Limitations of the current capabilities of CSS include:
- Selectors are unable to ascend
- CSS currently offers no way to select a parent or ancestor of an element that satisfies certain criteria. CSS Selectors Level 4, which is still in Working Draft status, proposes such a selector, but only as part of the “complete” selector profile, not the “fast” profile used in dynamic CSS styling. A more advanced selector scheme (such as XPath) would enable more sophisticated style sheets. The major reasons for the CSS Working Group previously rejecting proposals for parent selectors are related to browser performance and incremental rendering issues.
- Vertical control limitations
- While horizontal placement of elements is generally easy to control, vertical placement is frequently unintuitive, convoluted, or outright impossible. Simple tasks, such as centering an element vertically or getting a footer to be placed no higher than bottom of viewport, either require complicated and unintuitive style rules, or simple but widely unsupported rules.
- Absence of expressions
- There is currently no ability to specify property values as simple expressions (such as
margin-left: 10% – 3em + 4px;). This would be useful in a variety of cases, such as calculating the size of columns subject to a constraint on the sum of all columns. However, a working draft with a calc() value to address this limitation has been published by the CSS WG. Internet Explorer versions 5 to 7 support a proprietary expression() statement, with similar functionality. This proprietary expression() statement is no longer supported from Internet Explorer 8 onwards, except in compatibility modes. This decision was taken for "standards compliance, browser performance, and security reasons".
- Lack of column declaration
- While possible in current CSS 3 (using the
column-countmodule), layouts with multiple columns can be complex to implement in CSS 2.1. With CSS 2.1, the process is often done using floating elements, which are often rendered differently by different browsers, different computer screen shapes, and different screen ratios set on standard monitors.
- Cannot explicitly declare new scope independently of position
- Scoping rules for properties such as z-index look for the closest parent element with a position:absolute or position:relative attribute. This odd coupling has undesired effects. For example, it is impossible to avoid declaring a new scope when one is forced to adjust an element's position, preventing one from using the desired scope of a parent element.
- Pseudo-class dynamic behavior not controllable
- Cannot name rules
- There is no way to name a CSS rule, which would allow (for example) client-side scripts to refer to the rule even if its selector changes.
- Cannot include styles from a rule into another rule
- CSS styles often must be duplicated in several rules to achieve a desired effect, causing additional maintenance and requiring more thorough testing.

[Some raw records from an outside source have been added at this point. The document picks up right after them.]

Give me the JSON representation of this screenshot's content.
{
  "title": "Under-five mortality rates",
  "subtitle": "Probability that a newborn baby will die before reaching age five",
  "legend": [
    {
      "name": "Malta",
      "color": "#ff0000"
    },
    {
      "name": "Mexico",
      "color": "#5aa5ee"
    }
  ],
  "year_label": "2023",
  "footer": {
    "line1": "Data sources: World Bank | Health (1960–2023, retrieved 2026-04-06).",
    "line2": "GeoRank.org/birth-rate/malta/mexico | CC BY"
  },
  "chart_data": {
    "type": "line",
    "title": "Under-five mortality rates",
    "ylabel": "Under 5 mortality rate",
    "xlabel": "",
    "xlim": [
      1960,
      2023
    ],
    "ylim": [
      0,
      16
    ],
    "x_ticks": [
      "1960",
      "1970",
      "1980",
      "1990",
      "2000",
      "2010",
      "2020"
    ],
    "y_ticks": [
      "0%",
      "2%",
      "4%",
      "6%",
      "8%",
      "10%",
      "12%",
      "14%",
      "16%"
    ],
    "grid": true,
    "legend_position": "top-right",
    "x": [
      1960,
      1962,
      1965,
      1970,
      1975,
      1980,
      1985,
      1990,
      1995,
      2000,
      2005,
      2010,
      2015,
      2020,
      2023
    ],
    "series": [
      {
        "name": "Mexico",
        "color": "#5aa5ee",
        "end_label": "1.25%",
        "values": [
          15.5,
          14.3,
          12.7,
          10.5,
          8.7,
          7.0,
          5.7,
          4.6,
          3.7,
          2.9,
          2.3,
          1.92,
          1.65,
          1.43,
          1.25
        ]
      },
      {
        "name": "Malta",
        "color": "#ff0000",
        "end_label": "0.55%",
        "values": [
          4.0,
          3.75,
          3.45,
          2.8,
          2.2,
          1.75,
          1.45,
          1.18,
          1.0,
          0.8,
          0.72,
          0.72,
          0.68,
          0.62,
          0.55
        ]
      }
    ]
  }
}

- Cannot target specific text without altering markup
- Besides the
:first-letterpseudo-element, one cannot target specific ranges of text without needing to utilize place-holder elements.
- Advantages of CSS
- Separation of content from presentation
- CSS facilitates publication of content in multiple presentation formats based on nominal parameters. Nominal parameters include explicit user preferences, different web browsers, the type of device being used to view the content (a desktop computer or mobile Internet device), the geographic location of the user and many other variables.

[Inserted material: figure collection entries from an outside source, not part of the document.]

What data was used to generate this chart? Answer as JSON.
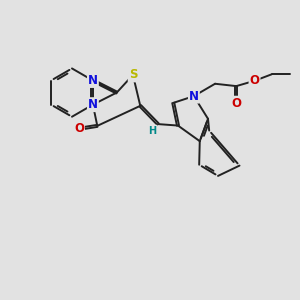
{
  "bg_color": "#e2e2e2",
  "bond_color": "#222222",
  "bond_width": 1.4,
  "atom_colors": {
    "N": "#1010dd",
    "S": "#b8b800",
    "O": "#cc0000",
    "H": "#008888"
  },
  "font_size": 8.5,
  "fig_size": [
    3.0,
    3.0
  ],
  "dpi": 100
}
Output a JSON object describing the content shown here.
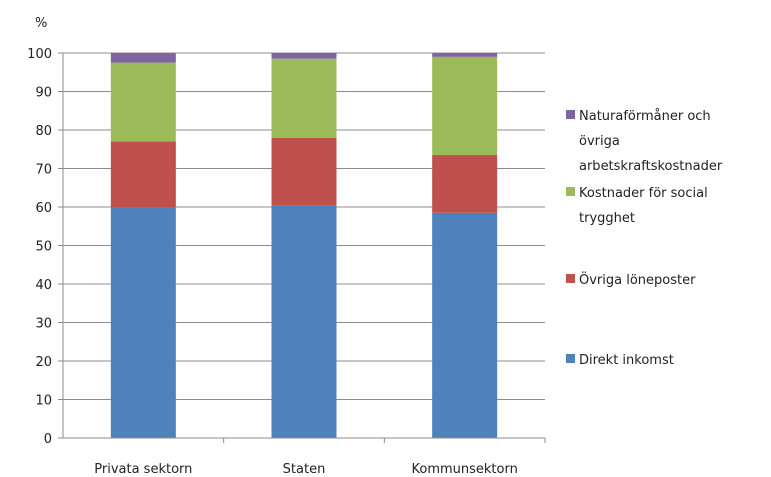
{
  "chart_data": {
    "type": "bar",
    "stacked": true,
    "ylabel": "%",
    "ylim": [
      0,
      100
    ],
    "yticks": [
      0,
      10,
      20,
      30,
      40,
      50,
      60,
      70,
      80,
      90,
      100
    ],
    "grid": true,
    "legend_position": "right",
    "categories": [
      "Privata sektorn",
      "Staten",
      "Kommunsektorn"
    ],
    "series": [
      {
        "name": "Direkt inkomst",
        "color": "#4f81bd",
        "values": [
          60,
          60.5,
          58.5
        ]
      },
      {
        "name": "Övriga löneposter",
        "color": "#c0504d",
        "values": [
          17,
          17.5,
          15
        ]
      },
      {
        "name": "Kostnader för social trygghet",
        "color": "#9bbb59",
        "values": [
          20.5,
          20.5,
          25.5
        ]
      },
      {
        "name": "Naturaförmåner och övriga arbetskraftskostnader",
        "color": "#8064a2",
        "values": [
          2.5,
          1.5,
          1
        ]
      }
    ],
    "legend": [
      {
        "series": 3,
        "lines": [
          "Naturaförmåner och",
          "övriga",
          "arbetskraftskostnader"
        ]
      },
      {
        "series": 2,
        "lines": [
          "Kostnader för social",
          "trygghet"
        ]
      },
      {
        "series": 1,
        "lines": [
          "Övriga löneposter"
        ]
      },
      {
        "series": 0,
        "lines": [
          "Direkt inkomst"
        ]
      }
    ]
  }
}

- A stylesheet, internal or external, specifies the style once for a range of HTML elements selected by
class, type or relationship to others. This is much more efficient than repeating style information inline for each occurrence of the element. An external stylesheet is usually stored in the browser cache, and can therefore be used on multiple pages without being reloaded, further reducing data transfer over a network.
- Page reformatting
- With a simple change of one line, a different style sheet can be used for the same page. This has advantages for accessibility, as well as providing the ability to tailor a page or site to different target devices. Furthermore, devices not able to understand the styling still display the content.

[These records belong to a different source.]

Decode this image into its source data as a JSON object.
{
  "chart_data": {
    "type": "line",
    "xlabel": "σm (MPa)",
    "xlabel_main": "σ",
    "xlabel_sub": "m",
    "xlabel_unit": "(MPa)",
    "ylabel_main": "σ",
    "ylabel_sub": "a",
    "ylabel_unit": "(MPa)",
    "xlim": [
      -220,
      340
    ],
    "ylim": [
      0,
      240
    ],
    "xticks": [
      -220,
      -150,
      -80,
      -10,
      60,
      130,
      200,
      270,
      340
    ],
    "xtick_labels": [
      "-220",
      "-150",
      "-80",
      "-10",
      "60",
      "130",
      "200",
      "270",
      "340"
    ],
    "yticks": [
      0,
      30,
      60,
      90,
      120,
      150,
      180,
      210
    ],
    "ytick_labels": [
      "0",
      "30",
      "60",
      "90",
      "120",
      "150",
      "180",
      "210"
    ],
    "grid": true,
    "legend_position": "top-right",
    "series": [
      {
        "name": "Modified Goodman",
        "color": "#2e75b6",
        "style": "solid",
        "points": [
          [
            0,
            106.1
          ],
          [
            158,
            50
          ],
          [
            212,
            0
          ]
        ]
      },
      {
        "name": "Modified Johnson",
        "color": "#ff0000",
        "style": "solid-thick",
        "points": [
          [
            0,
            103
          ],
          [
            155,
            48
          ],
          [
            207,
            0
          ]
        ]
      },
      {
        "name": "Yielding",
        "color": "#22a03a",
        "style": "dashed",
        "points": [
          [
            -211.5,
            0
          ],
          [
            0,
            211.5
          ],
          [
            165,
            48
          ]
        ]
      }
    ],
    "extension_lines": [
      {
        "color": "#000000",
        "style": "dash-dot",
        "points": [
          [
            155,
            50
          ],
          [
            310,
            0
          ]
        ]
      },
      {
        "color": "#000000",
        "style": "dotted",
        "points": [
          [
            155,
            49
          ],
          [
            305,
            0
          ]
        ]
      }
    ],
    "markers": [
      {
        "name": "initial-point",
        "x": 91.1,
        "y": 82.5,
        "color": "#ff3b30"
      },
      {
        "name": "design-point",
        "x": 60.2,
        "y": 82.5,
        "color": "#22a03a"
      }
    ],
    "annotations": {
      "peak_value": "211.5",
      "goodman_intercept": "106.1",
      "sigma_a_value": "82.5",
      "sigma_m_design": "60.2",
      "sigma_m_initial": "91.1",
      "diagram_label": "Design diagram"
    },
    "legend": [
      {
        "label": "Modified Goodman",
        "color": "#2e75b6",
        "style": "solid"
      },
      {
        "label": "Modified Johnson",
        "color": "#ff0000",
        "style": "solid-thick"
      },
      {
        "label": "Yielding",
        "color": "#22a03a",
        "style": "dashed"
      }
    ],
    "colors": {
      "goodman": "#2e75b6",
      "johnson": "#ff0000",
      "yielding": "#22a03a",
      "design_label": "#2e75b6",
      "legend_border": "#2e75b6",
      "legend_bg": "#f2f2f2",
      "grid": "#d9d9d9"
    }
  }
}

- Without CSS, web designers must typically lay out their pages with techniques such as HTML tables that hinder accessibility for vision-impaired users
- Site-wide consistency
- When CSS is used effectively, in terms of inheritance and "cascading," a global style sheet can be used to affect and style elements site-wide. If the situation arises that the styling of the elements should need to be changed or adjusted, these changes can be made by editing rules in the global style sheet. Before CSS, this sort of maintenance was more difficult, expensive and time-consuming.